Monday, October 02, 2006

Talking Gandhi over brandy

(Published in Nov. 2003, the theme of this piece is ever-relevant, and eminently recycleable every other Oct. 2. Wonder if Dr M S Rao has found a publisher for his irreverent book on Gandhi.)

It takes courage for someone to attempt a book on Gandhi. He is so over-written about that a Google web search for books on the Mahatma throws up 324,000 references. There is so much information overload that anyone who entertains thoughts of publishing yet another book ought to be either Gandhi's grandson or mentally challenged. Dr. M.S. Rao is neither. And he has a book in the works; and is in search of a publisher.

Dr. Rao, a medical practitioner disenchanted with his profession, is settled in Coonoor and runs a guest-house - - with his English wife. Apparently, he has better credentials to write about the ills of medical profession than about Gandhi. Dr. Rao has written about it in 'Look After Yourself. No One Else Will - How to bypass the medical profession and stay healthy'.

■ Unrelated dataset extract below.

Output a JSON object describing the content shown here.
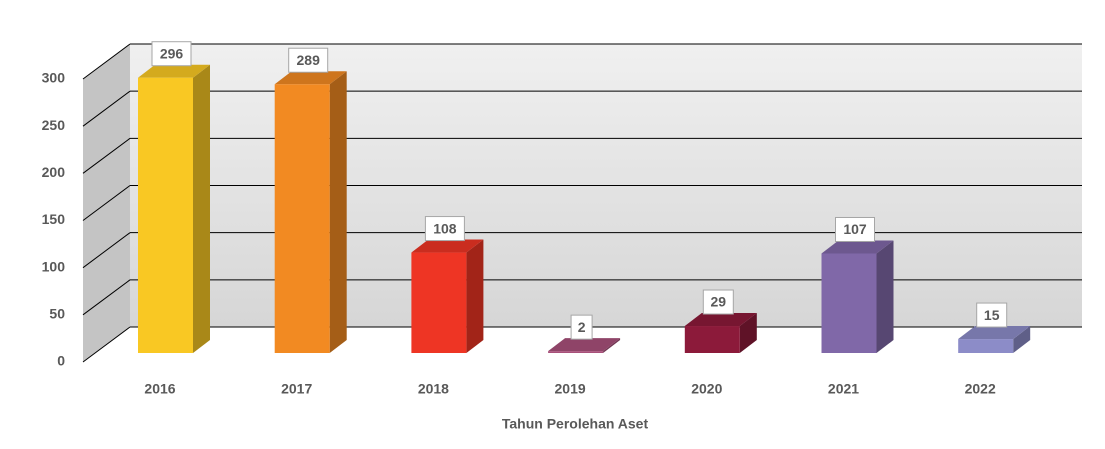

I didn't know Dr. Rao well enough to dissuade him from doing the Gandhi book when he called me the other day for a get-together. I didn't know what I was in for when I suggested the Velan Ritz bar. Discussing Gandhi over rum and lukewarm water wasn't quite my idea of spending the evening. Besides, care-takers of his legacy would rather prescribe a glass of goat milk to go with Gandhi. Speaking of legacy, it is said a London restaurant owner named his enterprise Gandhi Steak House. In a magazine article Gopalkrishna Gandhi said, 'Gandhi (the name) sells, so does his steak; and together the two work magic for the restaurant owner'. Speaking for himself, Gandhi's grandson says it works for him eminently - 'paths open, pot holes close to let the person bearing the name pass'. At airports he gets waved through by customs officials when they look at Mr Gandhi's passport.

Dr. Rao is no goat-milk Gandhian. Indeed he believes that Gandhi needs to be saved from such elements. He claims his book is an attempt to 'liberate' Gandhi. The thing that is going for him is this incurable obsession with the subject and Dr. Rao's belief that no book has succeeded in explaining fully the phenomenon of Gandhi, who, he says, is impossible to pigeonhole. As he put it, the man was a politician, philosopher, doctor, dietician, sex-therapist, ascetic, veterinarian, social reformer, woolly-headed anarchist, mystic, rabble-rouser and a compulsive cleaner of latrines.It is about time someone presented Gandhi in a manner that was not only acceptable to the present times, but interesting to an entire spectrum of readers, says Dr. Rao in a prologue to his book, which is nearly done. The prologue gives us the author's sense of Gandhi in today's world.

Dr. Rao poses the question: What, for instance, would Gandhi do, if a bunch of thugs rough him up, as they do in Mafia movies? After the deed is done the thugs leave Gandhi, with a bleeding nose, and a warning: "It will be worse next time, old man, unless you give up making salt."And then Gandhi gets a call from another thug informing that one of his sons was being held for ransom and he would be killed, if Gandhi didn't pay up. To which Gandhi reacts, "You've got the wrong number, mate. I have no dough, so go ahead and do what you think is best. By the way, which son of mine are you holding? I have millions of them." So spoke the father of the nation, in an alien accent. Having spent 17 years in Liverpool Dr. Rao can't be faulted for embellishing Gandhi's lingo.

Dr. Rao says one can find much that is self-incriminating in Gandhi's own writings. And anyone diligent enough to go through them could interpret Gandhi in any light. If one wanted to dismiss Gandhi as manic depressive, one could do so in Gandhi's own words. "If we were to conclude he was an egotist, he says so himself; a sexual faddist, he tells us this quite plainly; and a nut case, he joyfully agrees," says Dr. Rao.The author says he has peppered his book with remarks on Gandhi by non-Indians, because "citations from others are, by far, the surest way to impress Indians, whose peculiar psyche does not lend them to believe their own kind." A book gets noticed, if it informs, interprets, irritates or exhilarates the reader. Whether or not he delivers on the other three attributes it appears Dr. Rao would have no problem irritating readers with some of his self-opinionated remarks.